Adverse events or serious incidents often result in patient harm, and contribute significantly to poor quality service delivery, disability and death which further amplify the already poor health indices of Sub-Saharan African countries. As the world shone a light on patient safety recently with the commemoration of September 17th as World Patient Safety Day, we pause to take a look at why this issue is important and relevant to healthcare professionals, both clinicians and policymakers alike.
While it is of course impossible to remove all risks associated with health interventions, patient safety as a concept takes root in the ethical principles of non-maleficence and beneficence. In general, when treatment is sought after by a patient, it is largely based on the supposition that the chances of that treatment improving their health outweighs the disability posed by the disease or the injury being managed. Indeed, to “do no harm”, a provider must aim to reduce to an acceptable minimum all unnecessary harm associated with patient care. But what is an “acceptable minimum” and how does one interpret this?
The WHO, in 2004, provided some clarity on how providers may consider this term and defined it as the collective notion of current knowledge taking into consideration the resources available and the context in which care was delivered weighed against the risk of non-treatment or alternative treatment. This definition has however, at points, been criticised for not being sufficiently inclusive and subject to significant contextual bias. As such, in recent years, patient safety has come to be defined as the management of risk over the course of a patient’s life and disease progression to ensure that benefits are maximised and harm is minimised with specific consideration given to the patient’s autonomy and preferences, the provider’s autonomy, the availability or lack thereof of health resources, and preferences of the communities served by the health system. (Vincent & Amalberti 2016).
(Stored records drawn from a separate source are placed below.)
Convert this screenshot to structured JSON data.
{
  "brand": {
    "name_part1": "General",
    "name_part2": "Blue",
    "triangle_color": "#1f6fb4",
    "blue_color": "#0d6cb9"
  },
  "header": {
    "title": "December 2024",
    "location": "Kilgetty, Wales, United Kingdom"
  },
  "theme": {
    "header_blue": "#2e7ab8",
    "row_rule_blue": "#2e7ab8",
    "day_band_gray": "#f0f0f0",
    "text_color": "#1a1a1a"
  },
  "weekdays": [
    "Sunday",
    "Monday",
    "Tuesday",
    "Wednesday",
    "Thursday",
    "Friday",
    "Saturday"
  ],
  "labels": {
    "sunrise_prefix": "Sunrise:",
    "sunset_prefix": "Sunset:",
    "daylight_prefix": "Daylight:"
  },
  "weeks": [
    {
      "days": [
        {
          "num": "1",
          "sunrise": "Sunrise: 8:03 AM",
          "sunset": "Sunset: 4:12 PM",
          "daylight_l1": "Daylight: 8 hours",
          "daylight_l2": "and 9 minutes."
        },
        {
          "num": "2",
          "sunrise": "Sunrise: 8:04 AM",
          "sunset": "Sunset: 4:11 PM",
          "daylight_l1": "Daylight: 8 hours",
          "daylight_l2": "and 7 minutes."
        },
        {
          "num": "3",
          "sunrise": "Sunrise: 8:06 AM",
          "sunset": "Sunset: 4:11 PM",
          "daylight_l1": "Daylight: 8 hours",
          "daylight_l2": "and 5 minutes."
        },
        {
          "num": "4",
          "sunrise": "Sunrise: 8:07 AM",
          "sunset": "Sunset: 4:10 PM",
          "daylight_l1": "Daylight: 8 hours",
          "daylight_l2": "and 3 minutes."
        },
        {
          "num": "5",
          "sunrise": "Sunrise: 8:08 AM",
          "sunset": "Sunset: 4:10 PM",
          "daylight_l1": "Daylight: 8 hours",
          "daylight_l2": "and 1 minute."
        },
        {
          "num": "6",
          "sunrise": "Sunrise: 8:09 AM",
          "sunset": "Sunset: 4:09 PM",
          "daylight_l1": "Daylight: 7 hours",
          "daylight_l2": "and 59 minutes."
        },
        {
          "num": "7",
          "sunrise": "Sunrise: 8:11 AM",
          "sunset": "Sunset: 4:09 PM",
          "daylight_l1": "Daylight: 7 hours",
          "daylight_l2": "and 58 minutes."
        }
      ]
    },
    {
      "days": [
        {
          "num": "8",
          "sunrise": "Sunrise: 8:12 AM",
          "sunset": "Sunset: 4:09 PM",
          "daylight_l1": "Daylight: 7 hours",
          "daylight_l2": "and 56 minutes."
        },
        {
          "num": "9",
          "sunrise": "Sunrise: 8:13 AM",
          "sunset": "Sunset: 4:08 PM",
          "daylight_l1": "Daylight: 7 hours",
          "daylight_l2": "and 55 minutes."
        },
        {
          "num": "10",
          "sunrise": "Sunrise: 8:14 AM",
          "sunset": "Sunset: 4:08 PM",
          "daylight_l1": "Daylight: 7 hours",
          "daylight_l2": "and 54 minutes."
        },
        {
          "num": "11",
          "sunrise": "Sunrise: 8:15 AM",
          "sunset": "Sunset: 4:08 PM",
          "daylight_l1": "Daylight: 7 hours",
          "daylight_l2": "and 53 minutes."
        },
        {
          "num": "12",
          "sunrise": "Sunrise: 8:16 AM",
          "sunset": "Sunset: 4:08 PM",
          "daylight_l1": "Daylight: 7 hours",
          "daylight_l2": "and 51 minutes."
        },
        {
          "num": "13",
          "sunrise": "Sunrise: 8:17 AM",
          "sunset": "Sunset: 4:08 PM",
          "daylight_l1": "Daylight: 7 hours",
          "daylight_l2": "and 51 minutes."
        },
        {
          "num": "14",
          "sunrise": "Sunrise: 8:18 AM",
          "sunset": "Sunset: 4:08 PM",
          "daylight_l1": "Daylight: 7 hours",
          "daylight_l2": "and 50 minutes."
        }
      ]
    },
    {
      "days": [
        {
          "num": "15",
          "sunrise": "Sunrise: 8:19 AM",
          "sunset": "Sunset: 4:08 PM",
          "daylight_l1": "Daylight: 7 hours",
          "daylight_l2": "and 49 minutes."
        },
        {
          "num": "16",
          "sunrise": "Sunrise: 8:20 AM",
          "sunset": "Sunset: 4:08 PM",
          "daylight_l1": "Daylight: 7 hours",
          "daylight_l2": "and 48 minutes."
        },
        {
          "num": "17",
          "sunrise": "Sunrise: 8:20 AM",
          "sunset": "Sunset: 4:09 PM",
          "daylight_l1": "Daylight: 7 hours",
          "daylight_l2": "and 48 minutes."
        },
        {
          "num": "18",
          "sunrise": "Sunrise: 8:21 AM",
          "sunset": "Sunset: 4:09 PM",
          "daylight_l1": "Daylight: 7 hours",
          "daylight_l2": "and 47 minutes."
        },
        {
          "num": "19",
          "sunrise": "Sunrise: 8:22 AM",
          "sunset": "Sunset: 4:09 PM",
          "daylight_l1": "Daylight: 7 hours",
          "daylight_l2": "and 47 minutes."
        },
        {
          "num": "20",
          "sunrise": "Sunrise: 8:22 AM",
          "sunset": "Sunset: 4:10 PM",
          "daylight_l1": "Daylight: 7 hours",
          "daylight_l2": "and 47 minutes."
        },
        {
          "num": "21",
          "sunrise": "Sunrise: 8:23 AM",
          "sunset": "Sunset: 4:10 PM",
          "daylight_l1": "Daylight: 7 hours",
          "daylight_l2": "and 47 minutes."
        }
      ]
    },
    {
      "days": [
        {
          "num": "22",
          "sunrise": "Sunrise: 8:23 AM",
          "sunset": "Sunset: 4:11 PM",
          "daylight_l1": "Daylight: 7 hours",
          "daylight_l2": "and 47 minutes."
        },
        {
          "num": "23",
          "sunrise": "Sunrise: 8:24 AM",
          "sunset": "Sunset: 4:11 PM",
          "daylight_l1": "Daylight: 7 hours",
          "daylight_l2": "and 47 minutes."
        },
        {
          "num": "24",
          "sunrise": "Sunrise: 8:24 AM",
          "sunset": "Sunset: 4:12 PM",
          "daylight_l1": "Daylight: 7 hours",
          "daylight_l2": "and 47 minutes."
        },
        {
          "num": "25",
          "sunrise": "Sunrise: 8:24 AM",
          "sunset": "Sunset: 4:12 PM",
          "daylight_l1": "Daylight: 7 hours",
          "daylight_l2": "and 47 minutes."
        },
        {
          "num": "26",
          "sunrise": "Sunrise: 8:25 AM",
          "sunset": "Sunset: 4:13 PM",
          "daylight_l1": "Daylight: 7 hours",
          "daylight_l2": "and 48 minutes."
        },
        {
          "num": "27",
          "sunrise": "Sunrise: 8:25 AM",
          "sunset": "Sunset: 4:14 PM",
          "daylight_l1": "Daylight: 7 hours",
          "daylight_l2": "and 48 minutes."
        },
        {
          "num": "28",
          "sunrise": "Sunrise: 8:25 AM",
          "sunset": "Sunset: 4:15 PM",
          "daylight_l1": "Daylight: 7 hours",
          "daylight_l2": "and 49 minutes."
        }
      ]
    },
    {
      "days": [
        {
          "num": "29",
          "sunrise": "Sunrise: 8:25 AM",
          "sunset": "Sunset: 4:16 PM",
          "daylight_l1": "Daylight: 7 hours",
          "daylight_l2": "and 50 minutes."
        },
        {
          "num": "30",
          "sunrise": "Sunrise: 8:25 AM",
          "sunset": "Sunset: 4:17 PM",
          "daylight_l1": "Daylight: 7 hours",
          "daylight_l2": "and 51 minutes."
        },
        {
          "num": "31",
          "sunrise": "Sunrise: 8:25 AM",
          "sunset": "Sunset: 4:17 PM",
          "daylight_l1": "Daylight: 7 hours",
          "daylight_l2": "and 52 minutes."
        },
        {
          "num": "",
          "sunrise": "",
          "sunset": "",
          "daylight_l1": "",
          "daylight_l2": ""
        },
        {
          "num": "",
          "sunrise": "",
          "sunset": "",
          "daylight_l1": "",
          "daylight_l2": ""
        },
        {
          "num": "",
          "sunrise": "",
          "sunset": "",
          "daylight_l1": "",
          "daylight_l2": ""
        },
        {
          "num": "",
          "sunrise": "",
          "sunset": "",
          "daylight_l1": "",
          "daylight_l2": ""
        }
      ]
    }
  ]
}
Globally, patient safety concerns are rife. 4 out of every 10 patients are harmed in primary care settings, and 134 million patients are harmed each year worldwide in hospitals during the process of care, contributing to 2.6 million deaths worldwide annually. Most often, the source of harm lies with diagnostic or medication errors and it could be argued that the former offers an insight into the vulnerability of the health system, after all, approximately 70 percent of diagnostic errors are due to misdiagnosis or delayed diagnosis and underpinning these are factors such as poor access to care, inadequate investigative tools at the place of care, and competency gaps at the level of the clinicians. It therefore stands to reason that policies and interventions addressing some, or all, of these root causes may offer a path to improved patient safety both locally and beyond.
At this point, you may ask, what do we know about patient safety in Nigeria specifically? Unfortunately, the complex and often fragmented process of health service delivery makes it quite difficult to monitor, collect, and investigate cases of patient harm, as such data remains limited.
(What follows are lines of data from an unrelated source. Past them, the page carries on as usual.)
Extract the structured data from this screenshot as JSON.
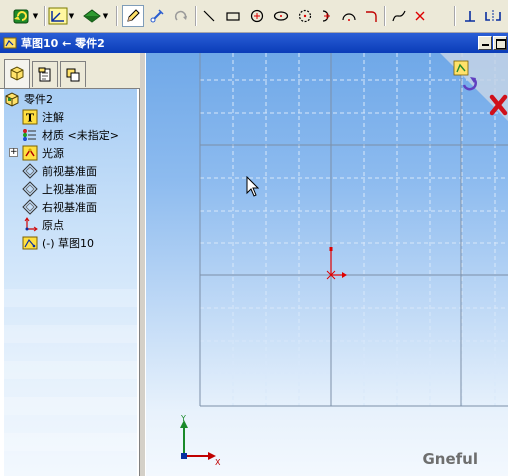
{
  "window": {
    "title": "草图10 ← 零件2"
  },
  "toolbar": {
    "tools": [
      {
        "name": "rebuild-dropdown",
        "icon": "rebuild-icon"
      },
      {
        "name": "sketch-relations-dropdown",
        "icon": "relations-icon"
      },
      {
        "name": "display-dropdown",
        "icon": "display-icon"
      },
      {
        "name": "sketch-tool",
        "icon": "pencil-icon"
      },
      {
        "name": "smart-dimension",
        "icon": "dimension-icon"
      },
      {
        "name": "rotate-tool",
        "icon": "rotate-icon"
      },
      {
        "name": "line-tool",
        "icon": "line-icon"
      },
      {
        "name": "rectangle-tool",
        "icon": "rectangle-icon"
      },
      {
        "name": "circle-tool",
        "icon": "circle-icon"
      },
      {
        "name": "ellipse-tool",
        "icon": "ellipse-icon"
      },
      {
        "name": "polygon-tool",
        "icon": "polygon-icon"
      },
      {
        "name": "tangent-arc-tool",
        "icon": "tangent-arc-icon"
      },
      {
        "name": "arc-tool",
        "icon": "arc-icon"
      },
      {
        "name": "fillet-tool",
        "icon": "fillet-icon"
      },
      {
        "name": "spline-tool",
        "icon": "spline-icon"
      },
      {
        "name": "point-tool",
        "icon": "point-icon"
      },
      {
        "name": "add-relation-tool",
        "icon": "perpendicular-icon"
      },
      {
        "name": "mirror-tool",
        "icon": "mirror-icon"
      }
    ]
  },
  "feature_tree": {
    "root": {
      "label": "零件2",
      "icon": "part-icon"
    },
    "items": [
      {
        "label": "注解",
        "icon": "annotation-icon",
        "expandable": false
      },
      {
        "label": "材质 <未指定>",
        "icon": "material-icon",
        "expandable": false
      },
      {
        "label": "光源",
        "icon": "lighting-icon",
        "expandable": true
      },
      {
        "label": "前视基准面",
        "icon": "plane-icon",
        "expandable": false
      },
      {
        "label": "上视基准面",
        "icon": "plane-icon",
        "expandable": false
      },
      {
        "label": "右视基准面",
        "icon": "plane-icon",
        "expandable": false
      },
      {
        "label": "原点",
        "icon": "origin-icon",
        "expandable": false
      },
      {
        "label": "(-) 草图10",
        "icon": "sketch-icon",
        "expandable": false
      }
    ]
  },
  "viewport": {
    "watermark": "Gneful",
    "triad": {
      "x_label": "X",
      "y_label": "Y"
    }
  },
  "colors": {
    "accent": "#0a3cb8",
    "origin": "#e00000",
    "confirm": "#3c9a2c",
    "cancel": "#d0101a"
  }
}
What we do know however is that a key step towards improving any processor system is hygiene data collection- the process of measuring and reporting patient harm must be accurate and systematic, and performed for the purpose of making an informed decision and implementing informed action. As healthcare professionals across the globe show their increasing recognition of this issue as important, so also is it necessary for them at all levels of their practice to take simple steps to ensure that the necessary data is being collected, analysed, and used to drive the formulation and implementation of processes to reduce the morbidity and mortality associated with poor patient safety practices.
Similarly, effective leadership, clinical governance, quality assurance and improvement practices, and communication (both within and between healthcare actors and between providers and patients and their carers), are all recognised as critical to minimising patient harm and maximising care benefits. Engaging and empowering patients in their care through education and information, empathetic communication, care coordination, and shared decision making are pivotal to improving patient safety. Further, developing health worker capacity through training, and creating routine practices institutionally that foster a culture of continuous learning and improvement are essential in raising patient safety.
Perceptions of poor patient safety fuel distrust in the health system which in turn affects health seeking behaviours, and should we be negligent in our duty to ensure patient safety, we only extend these ramifications beyond the health system to the economy as a whole through sustained losses due to subsequent disability for example.
As a healthcare professional, it is important to ask yourself, what do you do to ensure patient safety? What could you do? The saying goes “little drops of water make a mighty ocean”, so take small initial steps and if you’ve already begun taking these steps, then build on them and make them systemic within your institutions. So, what can you do? Well you could consider some of the following: collect data but don’t stop there, use this data to improve services; perform audits and continue to strive for improvements; standardise processes; optimise communication within and between teams, and also between care providers and patients; contribute to evidence, and build knowledge and understanding, through, for example, the honest reporting of near misses, adverse events, and serious incidents without fear and the regular review of morbidity and mortality data; and empower patients in their care. Improving patient safety is the collective responsibility of health practitioners, researchers, academics, policy makers, policy implementers and of course patients – what are you doing?